Expert’s Answer: From the outset it is difficult to be conclusive without more in the way of facts and evidence, despite the useful summary and ‘special conditions’ you’ve sent to me via ContractorUK.
Nevertheless, there are two imperative points: are you legally bound by the new contractual terms that have been added to the revised contract? Secondly, if you are, then are there any grounds to challenge the new contractual terms?
The third party agency cannot vary the existing terms and conditions without providing some form of consideration (i.e. money) as the contract may be rendered unenforceable if this were to materialise. It is also worth deliberating whether the third party agency has the authority to bind you and the other IT contractors.
Furthermore, according to English case law, the terms and conditions which are not immediately visible to the other contracting party will be effectively incorporated into the relevant contract as long as reasonable steps are taken to bring the existence of the terms and conditions to the notice of the other party before the transaction is concluded.

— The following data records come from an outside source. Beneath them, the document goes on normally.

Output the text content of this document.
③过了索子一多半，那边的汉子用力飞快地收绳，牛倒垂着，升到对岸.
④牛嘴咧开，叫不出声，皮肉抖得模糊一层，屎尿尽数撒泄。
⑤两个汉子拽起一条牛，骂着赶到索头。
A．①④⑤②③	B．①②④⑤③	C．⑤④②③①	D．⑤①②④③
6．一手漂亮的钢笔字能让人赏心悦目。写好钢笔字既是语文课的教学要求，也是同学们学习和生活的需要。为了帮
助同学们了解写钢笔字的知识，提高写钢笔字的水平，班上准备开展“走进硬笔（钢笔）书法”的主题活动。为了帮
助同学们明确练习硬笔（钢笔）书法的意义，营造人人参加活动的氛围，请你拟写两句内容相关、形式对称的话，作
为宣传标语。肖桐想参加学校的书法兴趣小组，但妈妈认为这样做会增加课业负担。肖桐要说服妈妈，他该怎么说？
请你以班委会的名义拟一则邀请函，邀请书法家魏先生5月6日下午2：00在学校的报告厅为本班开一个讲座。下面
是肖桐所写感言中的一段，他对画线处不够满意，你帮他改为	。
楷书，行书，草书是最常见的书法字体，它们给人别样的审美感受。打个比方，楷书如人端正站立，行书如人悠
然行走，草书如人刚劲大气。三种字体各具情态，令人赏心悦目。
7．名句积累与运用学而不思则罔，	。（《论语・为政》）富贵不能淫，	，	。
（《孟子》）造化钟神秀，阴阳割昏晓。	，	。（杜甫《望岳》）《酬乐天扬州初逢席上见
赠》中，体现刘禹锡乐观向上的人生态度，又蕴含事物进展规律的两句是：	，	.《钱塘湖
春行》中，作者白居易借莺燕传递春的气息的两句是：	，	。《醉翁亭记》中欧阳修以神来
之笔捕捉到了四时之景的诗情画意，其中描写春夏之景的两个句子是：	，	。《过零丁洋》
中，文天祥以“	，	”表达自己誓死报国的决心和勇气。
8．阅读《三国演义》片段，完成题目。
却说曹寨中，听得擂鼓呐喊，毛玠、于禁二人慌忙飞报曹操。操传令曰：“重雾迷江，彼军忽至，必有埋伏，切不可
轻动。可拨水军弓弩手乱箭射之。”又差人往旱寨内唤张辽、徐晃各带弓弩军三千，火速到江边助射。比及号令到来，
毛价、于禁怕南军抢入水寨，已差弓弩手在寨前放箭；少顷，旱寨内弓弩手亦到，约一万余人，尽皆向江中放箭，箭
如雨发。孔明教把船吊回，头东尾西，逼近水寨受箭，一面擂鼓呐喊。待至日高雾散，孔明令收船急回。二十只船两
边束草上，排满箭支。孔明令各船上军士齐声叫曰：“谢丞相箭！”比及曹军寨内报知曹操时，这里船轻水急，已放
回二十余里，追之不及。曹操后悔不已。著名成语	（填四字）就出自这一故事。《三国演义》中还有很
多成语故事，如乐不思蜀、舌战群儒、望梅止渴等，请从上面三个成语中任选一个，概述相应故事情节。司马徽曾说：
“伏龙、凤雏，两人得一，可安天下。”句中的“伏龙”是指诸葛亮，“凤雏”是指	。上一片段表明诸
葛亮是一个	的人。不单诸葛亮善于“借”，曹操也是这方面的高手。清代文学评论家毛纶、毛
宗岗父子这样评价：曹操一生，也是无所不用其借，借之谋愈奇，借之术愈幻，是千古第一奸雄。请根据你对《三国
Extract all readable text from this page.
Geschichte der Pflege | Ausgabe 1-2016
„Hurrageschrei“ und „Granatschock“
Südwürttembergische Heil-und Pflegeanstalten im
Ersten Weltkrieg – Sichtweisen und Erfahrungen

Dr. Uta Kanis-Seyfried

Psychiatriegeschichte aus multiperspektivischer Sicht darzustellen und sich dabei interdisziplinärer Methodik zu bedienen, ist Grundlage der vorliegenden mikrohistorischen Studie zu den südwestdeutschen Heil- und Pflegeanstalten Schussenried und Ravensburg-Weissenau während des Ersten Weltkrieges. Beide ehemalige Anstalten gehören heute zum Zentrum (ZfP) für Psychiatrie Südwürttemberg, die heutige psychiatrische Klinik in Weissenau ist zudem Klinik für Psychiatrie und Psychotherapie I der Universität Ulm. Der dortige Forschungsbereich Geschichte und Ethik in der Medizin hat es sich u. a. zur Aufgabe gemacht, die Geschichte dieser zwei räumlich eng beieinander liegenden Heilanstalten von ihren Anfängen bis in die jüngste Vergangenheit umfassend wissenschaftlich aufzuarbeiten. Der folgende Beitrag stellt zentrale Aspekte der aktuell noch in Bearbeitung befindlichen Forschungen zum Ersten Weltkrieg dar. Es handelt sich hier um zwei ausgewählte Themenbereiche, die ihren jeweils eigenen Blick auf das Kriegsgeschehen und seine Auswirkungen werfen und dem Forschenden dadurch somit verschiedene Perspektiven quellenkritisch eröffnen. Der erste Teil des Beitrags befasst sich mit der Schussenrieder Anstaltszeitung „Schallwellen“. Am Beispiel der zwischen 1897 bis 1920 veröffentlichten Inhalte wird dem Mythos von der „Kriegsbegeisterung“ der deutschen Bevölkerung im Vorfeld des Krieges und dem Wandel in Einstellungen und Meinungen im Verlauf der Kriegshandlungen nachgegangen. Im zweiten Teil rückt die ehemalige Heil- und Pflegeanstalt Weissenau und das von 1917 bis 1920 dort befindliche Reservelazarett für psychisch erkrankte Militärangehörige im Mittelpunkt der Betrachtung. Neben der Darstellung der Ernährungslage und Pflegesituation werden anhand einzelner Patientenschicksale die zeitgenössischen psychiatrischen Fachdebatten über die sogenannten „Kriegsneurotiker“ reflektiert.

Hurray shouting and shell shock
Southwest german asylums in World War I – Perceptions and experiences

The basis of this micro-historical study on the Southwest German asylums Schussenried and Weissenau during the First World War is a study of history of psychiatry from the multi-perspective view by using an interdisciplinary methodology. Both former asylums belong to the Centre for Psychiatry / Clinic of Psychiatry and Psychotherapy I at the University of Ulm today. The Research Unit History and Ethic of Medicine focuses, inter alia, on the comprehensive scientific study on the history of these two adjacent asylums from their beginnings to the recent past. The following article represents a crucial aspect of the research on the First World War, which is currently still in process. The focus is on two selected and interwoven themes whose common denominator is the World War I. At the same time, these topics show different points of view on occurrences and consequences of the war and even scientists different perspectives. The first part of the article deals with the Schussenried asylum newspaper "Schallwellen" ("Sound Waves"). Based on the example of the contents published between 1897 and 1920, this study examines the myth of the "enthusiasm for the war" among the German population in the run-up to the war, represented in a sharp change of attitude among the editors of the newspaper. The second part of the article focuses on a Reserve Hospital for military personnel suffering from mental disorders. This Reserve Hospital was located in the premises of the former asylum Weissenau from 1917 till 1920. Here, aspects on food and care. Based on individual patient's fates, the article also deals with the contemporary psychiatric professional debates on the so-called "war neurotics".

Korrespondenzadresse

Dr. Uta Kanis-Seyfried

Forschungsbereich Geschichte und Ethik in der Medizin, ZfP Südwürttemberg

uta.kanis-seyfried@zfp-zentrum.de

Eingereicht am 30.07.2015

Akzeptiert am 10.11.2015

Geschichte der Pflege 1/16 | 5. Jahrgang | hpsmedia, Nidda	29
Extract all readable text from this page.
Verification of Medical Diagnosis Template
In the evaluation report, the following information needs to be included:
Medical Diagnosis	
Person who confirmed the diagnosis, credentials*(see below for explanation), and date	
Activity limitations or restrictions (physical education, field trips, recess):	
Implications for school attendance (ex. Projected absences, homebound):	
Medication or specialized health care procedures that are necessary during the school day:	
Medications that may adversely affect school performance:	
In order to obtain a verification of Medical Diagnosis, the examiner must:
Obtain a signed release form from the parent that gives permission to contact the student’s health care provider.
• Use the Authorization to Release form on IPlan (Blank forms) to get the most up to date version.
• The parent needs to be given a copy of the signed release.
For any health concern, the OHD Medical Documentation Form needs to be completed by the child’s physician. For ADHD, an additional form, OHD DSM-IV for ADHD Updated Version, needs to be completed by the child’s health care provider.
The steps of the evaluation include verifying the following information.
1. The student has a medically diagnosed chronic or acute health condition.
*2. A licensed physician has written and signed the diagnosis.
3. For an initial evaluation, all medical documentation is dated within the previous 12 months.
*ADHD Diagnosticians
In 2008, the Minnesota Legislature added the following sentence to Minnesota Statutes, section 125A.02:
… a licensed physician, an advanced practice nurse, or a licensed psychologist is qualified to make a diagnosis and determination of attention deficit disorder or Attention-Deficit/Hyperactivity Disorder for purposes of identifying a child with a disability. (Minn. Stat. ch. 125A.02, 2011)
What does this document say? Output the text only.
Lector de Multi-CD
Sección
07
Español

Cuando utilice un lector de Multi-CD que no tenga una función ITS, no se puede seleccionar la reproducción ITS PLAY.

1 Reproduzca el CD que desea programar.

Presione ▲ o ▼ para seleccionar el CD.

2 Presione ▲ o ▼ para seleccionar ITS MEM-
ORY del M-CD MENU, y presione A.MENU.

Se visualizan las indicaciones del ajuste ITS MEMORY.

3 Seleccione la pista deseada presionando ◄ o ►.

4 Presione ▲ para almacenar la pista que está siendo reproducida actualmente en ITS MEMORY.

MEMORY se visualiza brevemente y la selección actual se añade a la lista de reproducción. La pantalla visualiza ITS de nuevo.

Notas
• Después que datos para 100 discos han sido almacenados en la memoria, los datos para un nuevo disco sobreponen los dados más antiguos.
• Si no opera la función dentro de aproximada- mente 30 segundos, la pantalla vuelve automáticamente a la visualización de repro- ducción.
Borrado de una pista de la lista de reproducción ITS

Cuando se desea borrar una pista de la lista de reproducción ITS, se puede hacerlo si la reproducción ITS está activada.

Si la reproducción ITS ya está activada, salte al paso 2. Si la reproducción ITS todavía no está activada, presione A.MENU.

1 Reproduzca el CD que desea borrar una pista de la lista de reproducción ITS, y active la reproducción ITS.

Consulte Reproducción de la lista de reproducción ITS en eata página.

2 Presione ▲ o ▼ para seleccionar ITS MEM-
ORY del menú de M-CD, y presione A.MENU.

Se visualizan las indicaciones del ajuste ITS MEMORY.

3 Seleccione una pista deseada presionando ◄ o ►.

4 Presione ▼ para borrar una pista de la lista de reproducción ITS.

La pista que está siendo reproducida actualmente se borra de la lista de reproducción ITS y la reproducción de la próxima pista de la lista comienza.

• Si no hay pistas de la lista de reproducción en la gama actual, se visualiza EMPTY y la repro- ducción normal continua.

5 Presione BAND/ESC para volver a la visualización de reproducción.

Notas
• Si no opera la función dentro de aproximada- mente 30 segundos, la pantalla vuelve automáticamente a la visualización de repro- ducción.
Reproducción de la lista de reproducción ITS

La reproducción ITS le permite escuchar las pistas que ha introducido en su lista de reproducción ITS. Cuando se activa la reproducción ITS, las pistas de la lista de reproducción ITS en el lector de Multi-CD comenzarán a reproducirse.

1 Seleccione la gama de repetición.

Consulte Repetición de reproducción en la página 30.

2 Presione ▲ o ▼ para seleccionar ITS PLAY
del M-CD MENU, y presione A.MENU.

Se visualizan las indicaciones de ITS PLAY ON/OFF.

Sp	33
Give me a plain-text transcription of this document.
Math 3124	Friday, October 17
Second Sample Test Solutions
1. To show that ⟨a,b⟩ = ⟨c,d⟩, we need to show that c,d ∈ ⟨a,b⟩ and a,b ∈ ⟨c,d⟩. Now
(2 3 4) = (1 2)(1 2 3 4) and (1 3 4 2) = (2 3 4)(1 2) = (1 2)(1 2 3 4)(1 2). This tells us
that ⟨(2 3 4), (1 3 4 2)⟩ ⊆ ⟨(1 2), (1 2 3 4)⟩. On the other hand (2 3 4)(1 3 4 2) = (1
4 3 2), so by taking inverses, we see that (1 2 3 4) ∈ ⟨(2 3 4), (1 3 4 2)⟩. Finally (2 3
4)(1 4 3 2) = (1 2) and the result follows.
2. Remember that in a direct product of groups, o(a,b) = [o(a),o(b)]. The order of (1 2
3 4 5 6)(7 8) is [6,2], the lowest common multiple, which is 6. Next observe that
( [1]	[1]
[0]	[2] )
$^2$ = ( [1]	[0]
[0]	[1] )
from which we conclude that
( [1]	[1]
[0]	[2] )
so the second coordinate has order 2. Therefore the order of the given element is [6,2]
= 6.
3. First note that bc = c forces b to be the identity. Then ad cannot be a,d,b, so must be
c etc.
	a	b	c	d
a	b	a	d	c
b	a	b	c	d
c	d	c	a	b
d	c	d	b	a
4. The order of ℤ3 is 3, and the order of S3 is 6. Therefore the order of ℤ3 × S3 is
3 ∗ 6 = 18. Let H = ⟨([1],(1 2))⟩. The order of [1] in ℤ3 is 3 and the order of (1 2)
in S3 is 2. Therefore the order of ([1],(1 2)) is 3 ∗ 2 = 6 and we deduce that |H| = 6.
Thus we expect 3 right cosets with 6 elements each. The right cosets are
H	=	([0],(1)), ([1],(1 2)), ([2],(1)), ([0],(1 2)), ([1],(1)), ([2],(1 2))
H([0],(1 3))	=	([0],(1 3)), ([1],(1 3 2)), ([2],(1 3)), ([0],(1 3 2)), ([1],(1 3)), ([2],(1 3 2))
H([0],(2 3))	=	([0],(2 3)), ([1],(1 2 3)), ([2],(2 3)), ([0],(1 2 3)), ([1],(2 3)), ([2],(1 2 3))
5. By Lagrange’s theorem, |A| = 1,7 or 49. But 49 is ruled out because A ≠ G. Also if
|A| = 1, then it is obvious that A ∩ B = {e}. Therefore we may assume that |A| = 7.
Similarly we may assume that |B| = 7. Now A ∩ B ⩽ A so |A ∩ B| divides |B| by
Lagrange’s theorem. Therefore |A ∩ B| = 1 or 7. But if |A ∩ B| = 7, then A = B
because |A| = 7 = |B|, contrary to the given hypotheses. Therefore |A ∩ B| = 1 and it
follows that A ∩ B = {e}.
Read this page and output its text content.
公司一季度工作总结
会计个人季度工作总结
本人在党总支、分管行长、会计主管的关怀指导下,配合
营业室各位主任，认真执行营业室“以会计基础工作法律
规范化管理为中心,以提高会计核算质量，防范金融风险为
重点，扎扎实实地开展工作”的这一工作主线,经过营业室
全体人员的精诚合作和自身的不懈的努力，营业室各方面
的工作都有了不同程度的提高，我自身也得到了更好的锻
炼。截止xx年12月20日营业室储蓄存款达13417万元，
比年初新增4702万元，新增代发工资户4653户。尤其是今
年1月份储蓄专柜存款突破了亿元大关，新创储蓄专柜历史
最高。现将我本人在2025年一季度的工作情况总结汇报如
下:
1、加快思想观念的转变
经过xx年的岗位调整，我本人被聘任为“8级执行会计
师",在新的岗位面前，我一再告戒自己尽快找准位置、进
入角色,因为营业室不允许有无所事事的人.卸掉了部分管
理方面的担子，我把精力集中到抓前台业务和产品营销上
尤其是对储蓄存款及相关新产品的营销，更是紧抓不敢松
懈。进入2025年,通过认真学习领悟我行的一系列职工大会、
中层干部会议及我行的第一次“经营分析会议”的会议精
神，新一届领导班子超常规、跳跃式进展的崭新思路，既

If established, misrepresentation can affect the validity of the contract. In order for you to have a successful action, the contractors would need to show that a false statement had been made, inducing them to enter into the agreement. The outsourcer must have known the terms were wider than what was originally disclosed to the IT contractors. Even if it was reckless in this regard, it can still be deemed liable for misrepresentation. The burden of proof lies on the contractors and they will have to demonstrate the following:
- the outsourcer has made a false statement which it either knew to be false, was reckless as to whether it was true or false or was made without reasonable grounds for believing its truth;
- the outsourcer intends that the IT contractors rely on the statement; and
- the contractors have consequently suffered a loss.
The key component of loss however, is missing from the facts. We do not know if you or the other contractors have suffered some form of loss. If no loss has been incurred or it has been relatively minor, then the costs of taking legal action may outweigh any benefit that follows. Moreover, initiating proceedings may affect you ability (and the ability of your colleagues) to secure future contracting work; information about such events are hardly ever concealed behind closed doors for too long in the world of contracting.
The expert was Mekael Rahman, trainee solicitor at Lawdit Solicitors.